Thursday, March 10, 2011

Motivation Talk

Today I attended a motivational talk by Mr.Martin Jalleh. First off, let me start of this blog entry by saying that Martin has a great sense of humor, I like him the moment he started to talk. Pretty glad that I'm in the monitorial board until this day or else I would had missed this motivational talk. This is by far, the most effective Motivational Talk Program I'd been to. The rest that had been organized by the school that I'd attended so far are lacking in my honest opinion, sadly. What Martin has said today actually made an impact on me, unlike other "Motivational Talk Programs" I'd been to. I really like how he handled the talk. I wasn't expecting someone as nice and fun like him and was thinking of someone more along the line of Mr.K for us Michaelians who knows who that person is. I hope that no matter whatever happens, me and others can have another section with him again, how sad that this is the last year huh? But oh well, time waits for no man.


I think I learned a thing or two here. Perhaps I can now try to make a few steps forward again. I'm learning, slowly, but definitely. My friend said a while ago that "it doesn't matter no matter how slow you go, as long as you don't stop." Hahaha, I guess that's true. Form six life has definitely change quite a few people that I know, including myself. But I guess that everybody learns and changes sometimes. That's just how life goes. There's one note by another friend of mine that made me think for a bit. I think I'm treating someone I know a bit unfair, I realized midway reading that Note on Facebook that, what I'm doing to him is exactly what someone else is doing to me, albeit that I didn't outright do it to him. Didn't I promise myself a few things? Am I forgetting those things? Perhaps I had been. Oh thank you my dear friends for reminding me of what's truly important. Beside the fact that "we shouldn't do upon others what we do not want done upon us" I think we all should give a helping hand to everyone that's in need. We may not be able to change the world, but never say never because we can still make small changes. Especially to a friend's or even a foe's life, and hopefully for the better.

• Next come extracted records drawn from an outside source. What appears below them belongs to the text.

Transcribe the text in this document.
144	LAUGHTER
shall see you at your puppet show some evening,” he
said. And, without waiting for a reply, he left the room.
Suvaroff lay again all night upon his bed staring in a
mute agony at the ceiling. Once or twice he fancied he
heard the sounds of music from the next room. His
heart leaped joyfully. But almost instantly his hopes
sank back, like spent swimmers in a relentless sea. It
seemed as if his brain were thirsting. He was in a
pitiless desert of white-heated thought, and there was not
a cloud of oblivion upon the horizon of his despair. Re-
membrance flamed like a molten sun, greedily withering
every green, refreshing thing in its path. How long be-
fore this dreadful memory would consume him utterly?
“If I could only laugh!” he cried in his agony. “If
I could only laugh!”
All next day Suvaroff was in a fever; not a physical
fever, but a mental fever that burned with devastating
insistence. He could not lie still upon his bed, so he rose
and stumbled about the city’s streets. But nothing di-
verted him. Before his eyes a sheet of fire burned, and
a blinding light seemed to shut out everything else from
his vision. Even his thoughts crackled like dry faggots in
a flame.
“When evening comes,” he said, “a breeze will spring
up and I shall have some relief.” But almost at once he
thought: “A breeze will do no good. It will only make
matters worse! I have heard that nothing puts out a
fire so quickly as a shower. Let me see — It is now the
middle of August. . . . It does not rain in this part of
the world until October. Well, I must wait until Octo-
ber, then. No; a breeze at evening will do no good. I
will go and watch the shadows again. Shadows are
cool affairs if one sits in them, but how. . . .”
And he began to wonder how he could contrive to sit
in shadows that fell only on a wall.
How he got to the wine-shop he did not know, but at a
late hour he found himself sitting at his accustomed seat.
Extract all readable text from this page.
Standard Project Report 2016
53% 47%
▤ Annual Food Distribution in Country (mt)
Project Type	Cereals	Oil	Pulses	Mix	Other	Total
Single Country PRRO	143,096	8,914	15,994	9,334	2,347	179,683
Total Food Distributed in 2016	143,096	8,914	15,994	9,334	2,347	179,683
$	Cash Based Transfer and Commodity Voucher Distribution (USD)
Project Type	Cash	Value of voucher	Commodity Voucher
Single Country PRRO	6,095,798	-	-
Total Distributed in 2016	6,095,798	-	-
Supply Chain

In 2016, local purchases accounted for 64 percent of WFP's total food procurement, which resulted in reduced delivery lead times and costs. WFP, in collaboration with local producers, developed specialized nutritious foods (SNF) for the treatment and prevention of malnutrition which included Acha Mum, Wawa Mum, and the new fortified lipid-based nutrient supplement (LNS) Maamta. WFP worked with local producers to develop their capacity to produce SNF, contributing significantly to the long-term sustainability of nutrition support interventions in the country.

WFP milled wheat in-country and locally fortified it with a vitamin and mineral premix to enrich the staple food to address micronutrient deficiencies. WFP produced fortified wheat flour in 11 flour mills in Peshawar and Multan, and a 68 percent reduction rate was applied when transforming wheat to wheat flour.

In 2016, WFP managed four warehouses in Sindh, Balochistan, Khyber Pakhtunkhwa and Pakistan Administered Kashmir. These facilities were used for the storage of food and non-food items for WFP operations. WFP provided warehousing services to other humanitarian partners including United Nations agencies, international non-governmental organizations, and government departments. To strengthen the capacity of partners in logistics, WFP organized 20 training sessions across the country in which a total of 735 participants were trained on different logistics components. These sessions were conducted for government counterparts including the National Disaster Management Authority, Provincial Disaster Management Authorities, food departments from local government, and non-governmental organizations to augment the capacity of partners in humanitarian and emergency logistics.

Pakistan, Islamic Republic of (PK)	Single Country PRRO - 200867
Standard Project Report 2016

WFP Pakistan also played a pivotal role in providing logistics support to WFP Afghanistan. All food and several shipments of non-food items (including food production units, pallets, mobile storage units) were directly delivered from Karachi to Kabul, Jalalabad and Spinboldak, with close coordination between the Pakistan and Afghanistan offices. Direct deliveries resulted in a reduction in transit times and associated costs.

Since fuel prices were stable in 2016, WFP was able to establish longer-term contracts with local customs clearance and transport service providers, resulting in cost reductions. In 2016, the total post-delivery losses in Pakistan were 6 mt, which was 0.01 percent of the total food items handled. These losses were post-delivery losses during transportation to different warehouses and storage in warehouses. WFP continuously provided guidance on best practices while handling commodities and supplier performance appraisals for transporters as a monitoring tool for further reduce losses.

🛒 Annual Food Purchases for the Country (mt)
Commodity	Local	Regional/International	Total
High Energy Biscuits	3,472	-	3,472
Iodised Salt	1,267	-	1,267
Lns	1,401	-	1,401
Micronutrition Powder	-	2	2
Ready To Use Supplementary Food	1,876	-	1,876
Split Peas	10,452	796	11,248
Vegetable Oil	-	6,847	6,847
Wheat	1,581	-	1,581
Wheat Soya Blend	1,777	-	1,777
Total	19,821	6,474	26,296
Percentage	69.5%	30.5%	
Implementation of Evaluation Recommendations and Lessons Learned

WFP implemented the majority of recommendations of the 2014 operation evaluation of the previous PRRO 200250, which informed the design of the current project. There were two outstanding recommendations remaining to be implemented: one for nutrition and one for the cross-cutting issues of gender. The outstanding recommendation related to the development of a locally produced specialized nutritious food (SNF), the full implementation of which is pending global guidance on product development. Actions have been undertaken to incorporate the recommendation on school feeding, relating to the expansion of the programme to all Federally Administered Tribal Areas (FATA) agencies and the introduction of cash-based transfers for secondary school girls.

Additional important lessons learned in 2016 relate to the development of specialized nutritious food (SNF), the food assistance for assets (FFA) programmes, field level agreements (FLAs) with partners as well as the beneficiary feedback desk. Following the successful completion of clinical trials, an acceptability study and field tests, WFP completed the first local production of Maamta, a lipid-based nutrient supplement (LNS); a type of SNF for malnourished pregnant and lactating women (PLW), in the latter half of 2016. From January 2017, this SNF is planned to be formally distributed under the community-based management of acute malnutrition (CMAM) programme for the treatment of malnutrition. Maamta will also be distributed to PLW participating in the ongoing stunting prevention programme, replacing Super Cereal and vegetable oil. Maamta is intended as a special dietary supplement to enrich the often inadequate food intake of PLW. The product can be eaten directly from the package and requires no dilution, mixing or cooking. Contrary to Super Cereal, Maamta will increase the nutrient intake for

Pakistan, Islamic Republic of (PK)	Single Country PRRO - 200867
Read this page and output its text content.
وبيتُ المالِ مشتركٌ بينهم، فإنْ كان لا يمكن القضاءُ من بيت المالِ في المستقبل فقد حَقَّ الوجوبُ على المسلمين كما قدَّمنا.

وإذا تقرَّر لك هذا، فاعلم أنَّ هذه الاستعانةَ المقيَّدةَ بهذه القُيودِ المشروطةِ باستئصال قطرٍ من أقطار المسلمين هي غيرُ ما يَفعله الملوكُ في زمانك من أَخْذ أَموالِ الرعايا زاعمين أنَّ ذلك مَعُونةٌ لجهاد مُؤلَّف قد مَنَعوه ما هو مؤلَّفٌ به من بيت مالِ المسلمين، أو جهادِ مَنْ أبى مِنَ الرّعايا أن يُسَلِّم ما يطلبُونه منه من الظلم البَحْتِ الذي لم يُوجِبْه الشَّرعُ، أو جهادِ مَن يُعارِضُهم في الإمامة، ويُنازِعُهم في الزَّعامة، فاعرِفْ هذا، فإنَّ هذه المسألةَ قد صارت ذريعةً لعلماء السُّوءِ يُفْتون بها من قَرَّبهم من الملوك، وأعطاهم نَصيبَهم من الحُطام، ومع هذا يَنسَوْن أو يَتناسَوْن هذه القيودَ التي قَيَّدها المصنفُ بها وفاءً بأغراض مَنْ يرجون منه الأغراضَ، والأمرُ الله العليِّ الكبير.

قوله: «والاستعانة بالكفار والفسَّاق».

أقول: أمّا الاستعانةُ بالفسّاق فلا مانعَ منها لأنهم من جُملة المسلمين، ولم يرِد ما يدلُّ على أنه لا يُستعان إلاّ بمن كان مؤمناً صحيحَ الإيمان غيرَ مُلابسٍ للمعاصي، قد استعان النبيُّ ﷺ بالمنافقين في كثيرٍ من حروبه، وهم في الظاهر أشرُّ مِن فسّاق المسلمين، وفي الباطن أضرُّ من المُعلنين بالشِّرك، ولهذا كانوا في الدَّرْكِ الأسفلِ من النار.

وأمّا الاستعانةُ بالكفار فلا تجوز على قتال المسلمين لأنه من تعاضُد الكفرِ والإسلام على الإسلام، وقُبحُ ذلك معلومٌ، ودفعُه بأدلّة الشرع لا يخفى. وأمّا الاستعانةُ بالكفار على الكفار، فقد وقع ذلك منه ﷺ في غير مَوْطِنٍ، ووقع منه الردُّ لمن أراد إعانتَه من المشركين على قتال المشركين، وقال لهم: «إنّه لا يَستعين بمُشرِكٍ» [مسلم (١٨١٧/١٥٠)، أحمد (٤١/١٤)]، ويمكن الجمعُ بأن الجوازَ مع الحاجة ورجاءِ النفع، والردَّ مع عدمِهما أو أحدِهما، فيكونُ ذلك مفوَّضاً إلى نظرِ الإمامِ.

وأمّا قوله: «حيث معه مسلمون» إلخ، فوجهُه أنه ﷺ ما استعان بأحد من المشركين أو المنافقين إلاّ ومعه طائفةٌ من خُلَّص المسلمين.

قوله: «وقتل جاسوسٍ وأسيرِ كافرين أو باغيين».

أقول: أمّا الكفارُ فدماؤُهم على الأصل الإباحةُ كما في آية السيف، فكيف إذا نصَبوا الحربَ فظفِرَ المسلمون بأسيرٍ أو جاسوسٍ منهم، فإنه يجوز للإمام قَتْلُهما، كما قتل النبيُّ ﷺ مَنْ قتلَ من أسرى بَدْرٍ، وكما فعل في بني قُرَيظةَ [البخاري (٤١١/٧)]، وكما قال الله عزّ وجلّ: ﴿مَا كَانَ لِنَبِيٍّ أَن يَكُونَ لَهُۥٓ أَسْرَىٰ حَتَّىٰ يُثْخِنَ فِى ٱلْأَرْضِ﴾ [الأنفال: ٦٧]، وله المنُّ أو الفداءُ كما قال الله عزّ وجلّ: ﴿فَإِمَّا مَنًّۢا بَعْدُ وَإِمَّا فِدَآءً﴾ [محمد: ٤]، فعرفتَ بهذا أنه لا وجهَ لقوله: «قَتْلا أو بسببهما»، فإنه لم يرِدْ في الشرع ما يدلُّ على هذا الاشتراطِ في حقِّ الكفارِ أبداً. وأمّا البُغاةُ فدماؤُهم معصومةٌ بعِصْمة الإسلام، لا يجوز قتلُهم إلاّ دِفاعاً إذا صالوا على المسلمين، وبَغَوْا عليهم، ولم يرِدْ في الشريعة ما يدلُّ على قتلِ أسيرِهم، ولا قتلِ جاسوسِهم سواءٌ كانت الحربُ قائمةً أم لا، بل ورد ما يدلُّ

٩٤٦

However, I expect something to go down soon, a person I dislike a lot is going to be producing something and I have a feeling I'll be forced by the team's president to buy that product. I wonder would I lose anything from refusing to buy. I'm learning to let go of my pride, when it's best to let go, but there are times like these that I just can't, no it's not just the matter of my pride, unfortunately I see this as me not preforming well enough and losing to such a person. But oh well, I guess I will just have to see what happens next.


Regardlessly, time to take steps forward. Maybe I should have a chat with my friend about that last paragraph. Hm. Oh well. 


"As long as there's someone who understands me. I'll be fine."